Amity thought about it, coming to the same, or at least a very similar conclusion.
“They have to have cars, you can’t carry three kids almost four miles away in twenty minutes.”
Kaiya looked roughly in the direction of the base that supposedly held the kids, noticing something odd. There was a relatively short sand dune in the distance, but it didn’t look quite right. She thought it was the distance. Maybe the exhaustion of using her searching power in a human body causing her eyes to play tricks on her. Nonetheless, she walked to examine it (dragging along Amity) and found something… strange, to say the least.

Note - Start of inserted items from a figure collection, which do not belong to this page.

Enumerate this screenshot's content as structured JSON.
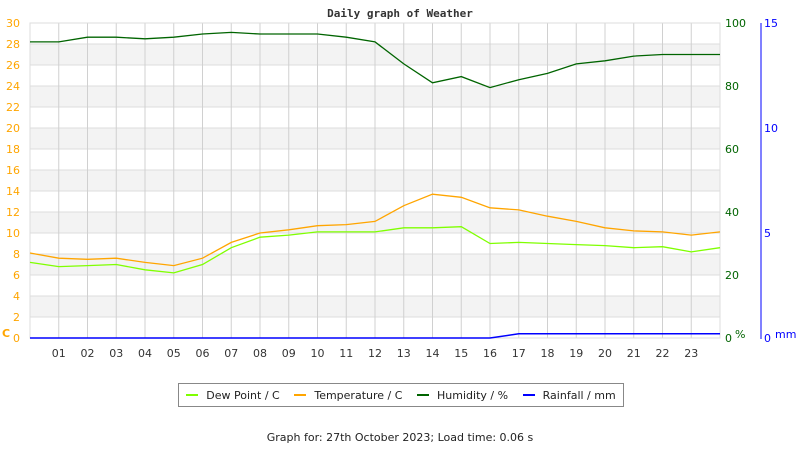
{
  "chart_data": {
    "type": "line",
    "title": "Daily graph of Weather",
    "x_ticks": [
      "01",
      "02",
      "03",
      "04",
      "05",
      "06",
      "07",
      "08",
      "09",
      "10",
      "11",
      "12",
      "13",
      "14",
      "15",
      "16",
      "17",
      "18",
      "19",
      "20",
      "21",
      "22",
      "23"
    ],
    "x": [
      0,
      1,
      2,
      3,
      4,
      5,
      6,
      7,
      8,
      9,
      10,
      11,
      12,
      13,
      14,
      15,
      16,
      17,
      18,
      19,
      20,
      21,
      22,
      23,
      24
    ],
    "xlim": [
      0,
      24
    ],
    "axes": {
      "left": {
        "label": "C",
        "ylim": [
          0,
          30
        ],
        "ticks": [
          0,
          2,
          4,
          6,
          8,
          10,
          12,
          14,
          16,
          18,
          20,
          22,
          24,
          26,
          28,
          30
        ],
        "color": "#ffa500"
      },
      "right": {
        "label": "%",
        "ylim": [
          0,
          100
        ],
        "ticks": [
          0,
          20,
          40,
          60,
          80,
          100
        ],
        "color": "#006400"
      },
      "far_right": {
        "label": "mm",
        "ylim": [
          0,
          15
        ],
        "ticks": [
          0,
          5,
          10,
          15
        ],
        "color": "#0000ff"
      }
    },
    "grid": true,
    "legend_placement": "bottom",
    "series": [
      {
        "name": "Dew Point / C",
        "axis": "left",
        "color": "#7fff00",
        "values": [
          7.2,
          6.8,
          6.9,
          7.0,
          6.5,
          6.2,
          7.0,
          8.6,
          9.6,
          9.8,
          10.1,
          10.1,
          10.1,
          10.5,
          10.5,
          10.6,
          9.0,
          9.1,
          9.0,
          8.9,
          8.8,
          8.6,
          8.7,
          8.2,
          8.6
        ]
      },
      {
        "name": "Temperature / C",
        "axis": "left",
        "color": "#ffa500",
        "values": [
          8.1,
          7.6,
          7.5,
          7.6,
          7.2,
          6.9,
          7.6,
          9.1,
          10.0,
          10.3,
          10.7,
          10.8,
          11.1,
          12.6,
          13.7,
          13.4,
          12.4,
          12.2,
          11.6,
          11.1,
          10.5,
          10.2,
          10.1,
          9.8,
          10.1
        ]
      },
      {
        "name": "Humidity / %",
        "axis": "right",
        "color": "#006400",
        "values": [
          94,
          94,
          95.5,
          95.5,
          95,
          95.5,
          96.5,
          97,
          96.5,
          96.5,
          96.5,
          95.5,
          94,
          87,
          81,
          83,
          79.5,
          82,
          84,
          87,
          88,
          89.5,
          90,
          90,
          90
        ]
      },
      {
        "name": "Rainfall / mm",
        "axis": "far_right",
        "color": "#0000ff",
        "values": [
          0,
          0,
          0,
          0,
          0,
          0,
          0,
          0,
          0,
          0,
          0,
          0,
          0,
          0,
          0,
          0,
          0,
          0.2,
          0.2,
          0.2,
          0.2,
          0.2,
          0.2,
          0.2,
          0.2
        ]
      }
    ]
  },
  "footer": "Graph for: 27th October 2023; Load time: 0.06 s"
}
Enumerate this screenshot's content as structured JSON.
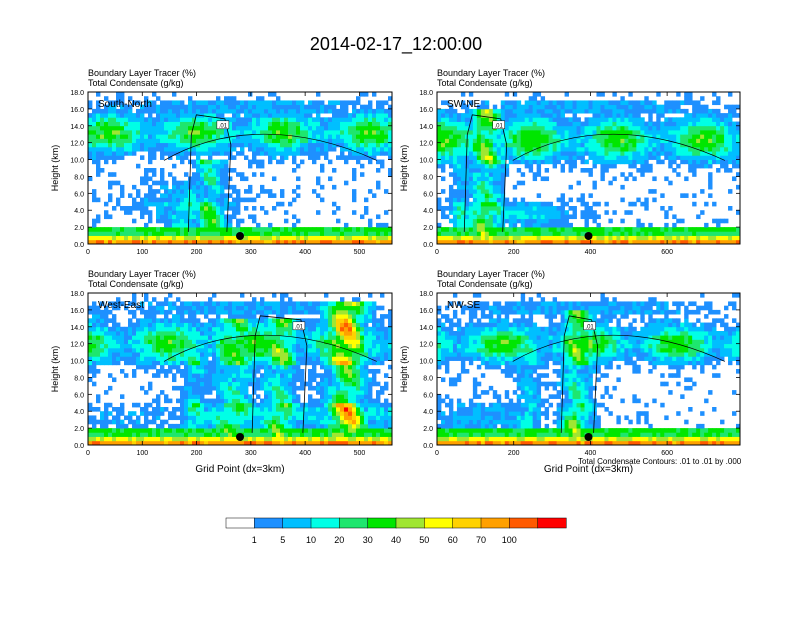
{
  "title": "2014-02-17_12:00:00",
  "palette": [
    "#ffffff",
    "#1e90ff",
    "#00bfff",
    "#00ffe6",
    "#1ee66e",
    "#00e600",
    "#a0e632",
    "#ffff00",
    "#ffd200",
    "#ffa000",
    "#ff5a00",
    "#ff0000"
  ],
  "colorbar_labels": [
    "1",
    "5",
    "10",
    "20",
    "30",
    "40",
    "50",
    "60",
    "70",
    "100"
  ],
  "footnote": "Total Condensate Contours: .01 to .01 by .000",
  "chart_data": [
    {
      "type": "heatmap",
      "id": "p1",
      "subtitle1": "Boundary Layer Tracer   (%)",
      "subtitle2": "Total Condensate   (g/kg)",
      "panel_label": "South-North",
      "ylabel": "Height (km)",
      "xlabel": "",
      "xlim": [
        0,
        560
      ],
      "ylim": [
        0,
        18
      ],
      "xticks": [
        "0",
        "100",
        "200",
        "300",
        "400",
        "500"
      ],
      "yticks": [
        "0.0",
        "2.0",
        "4.0",
        "6.0",
        "8.0",
        "10.0",
        "12.0",
        "14.0",
        "16.0",
        "18.0"
      ],
      "contour_label": ".01",
      "marker_x": 280
    },
    {
      "type": "heatmap",
      "id": "p2",
      "subtitle1": "Boundary Layer Tracer   (%)",
      "subtitle2": "Total Condensate   (g/kg)",
      "panel_label": "SW-NE",
      "ylabel": "Height (km)",
      "xlabel": "",
      "xlim": [
        0,
        790
      ],
      "ylim": [
        0,
        18
      ],
      "xticks": [
        "0",
        "200",
        "400",
        "600"
      ],
      "yticks": [
        "0.0",
        "2.0",
        "4.0",
        "6.0",
        "8.0",
        "10.0",
        "12.0",
        "14.0",
        "16.0",
        "18.0"
      ],
      "contour_label": ".01",
      "marker_x": 395
    },
    {
      "type": "heatmap",
      "id": "p3",
      "subtitle1": "Boundary Layer Tracer   (%)",
      "subtitle2": "Total Condensate   (g/kg)",
      "panel_label": "West-East",
      "ylabel": "Height (km)",
      "xlabel": "Grid Point (dx=3km)",
      "xlim": [
        0,
        560
      ],
      "ylim": [
        0,
        18
      ],
      "xticks": [
        "0",
        "100",
        "200",
        "300",
        "400",
        "500"
      ],
      "yticks": [
        "0.0",
        "2.0",
        "4.0",
        "6.0",
        "8.0",
        "10.0",
        "12.0",
        "14.0",
        "16.0",
        "18.0"
      ],
      "contour_label": ".01",
      "marker_x": 280
    },
    {
      "type": "heatmap",
      "id": "p4",
      "subtitle1": "Boundary Layer Tracer   (%)",
      "subtitle2": "Total Condensate   (g/kg)",
      "panel_label": "NW-SE",
      "ylabel": "Height (km)",
      "xlabel": "Grid Point (dx=3km)",
      "xlim": [
        0,
        790
      ],
      "ylim": [
        0,
        18
      ],
      "xticks": [
        "0",
        "200",
        "400",
        "600"
      ],
      "yticks": [
        "0.0",
        "2.0",
        "4.0",
        "6.0",
        "8.0",
        "10.0",
        "12.0",
        "14.0",
        "16.0",
        "18.0"
      ],
      "contour_label": ".01",
      "marker_x": 395
    }
  ]
}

There was indeed something that looked just like a sand dune there, but it didn’t look 100% correct. She put her hand on it, expecting it to dig a tiny bit in, but it stopped entirely. The cold surface of the sand dune had many scratches near its bottom, and the blue-ish gray paint designed to keep it looking the same as the surrounding sand was worn away roughly in the shape of a hand near the top. Amity was the first to notice this, placing her hand in the groove left by possibly hundreds of others before her.
It slightly glowed, the dome splitting apart to reveal a staircase.
They both stepped onto the first step.
They heard a sound ring from the bottom.